GR No. 137873 April 20, 2001

Consunji vs. Court of Appeals


At around 1:30 p.m., November 2, 1990, Jose Juego, a construction worker of D. M. Consunji, Inc., fell 14 floors from the Renaissance Tower, Pasig City to his death. On May 9, 1991, Jose Juego’s widow, Maria, filed in the Regional Trial Court (RTC) of Pasig a complaint for damages against the deceased’s employer, D.M. Consunji, Inc. The employer raised, among other defenses, the widow’s prior availment of the benefits from the State Insurance Fund. After trial, the RTC rendered a decision in favor of the widow Maria Juego.

On appeal by D. M. Consunji, the Court of Appeals (CA) affirmed the decision of the RTC in toto.

D. M. Consunji then sought the reversal of the CA decision.

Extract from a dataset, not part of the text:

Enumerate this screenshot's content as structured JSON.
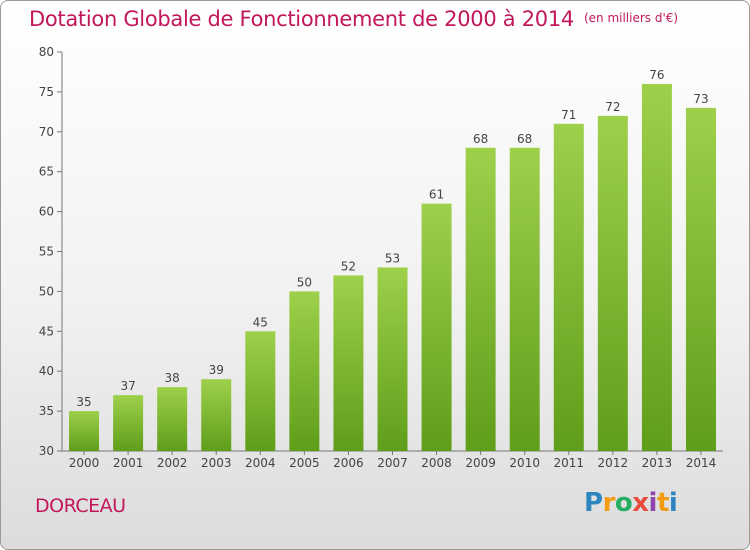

  1. Whether or not the petitioner is held liable under the grounds of negligence.
  2. Whether or not the injured employee or his heirs in case of death have a right of selection or choice of action between availing themselves of the worker’s right under the Workmen’s Compensation Act and suing in the regular courts under the Civil Code for higher damages (actual, moral and exemplary) from the employers by virtue of the negligence or fault of the employers or whether they may avail themselves cumulatively of both actions,


  1. The doctrine of res ipsa loquitur (the thing or transaction speaks for itself) is peculiar to the law of negligence which recognizes that prima facie negligence may be established without direct proof and furnishes a substitute for specific proof of negligence. It has the following requisites: (1) the accident was of a kind which does not ordinarily occur unless someone is negligent; (2) the instrumentality or agency which caused the injury was under the exclusive control of the person charged with negligence; and (3)the injury suffered must not have been due to any voluntary action or contribution on the part of the person injured. All the requisites for the application of the rule of res ipsa loquitur are present in the case at bar, thus a reasonable presumption or inference of appellant’s negligence arises. Petitioner does not cite any other evidence to rebut the inference or presumption of negligence arising from the application of res ipsa loquitur, or to establish any defense relating to the incident.
  2. The claims for damages sustained by workers in the course of their employment could be filed only under the Workmen´s Compensation Law, to the exclusion of all further claims under other laws. In the course of availing the remedies provided under the Workmen’s Compensation law, the claimants are deemed to have waived their known right of the remedies provided by other laws. The Court of Appeals, however, held that the case at bar came under exception because private respondent was unaware of petitioner´s negligence when she filed her claim for death benefits from the State Insurance Fund. Had the claimant been aware, she would’ve opted to avail of a better remedy than that of which she already had.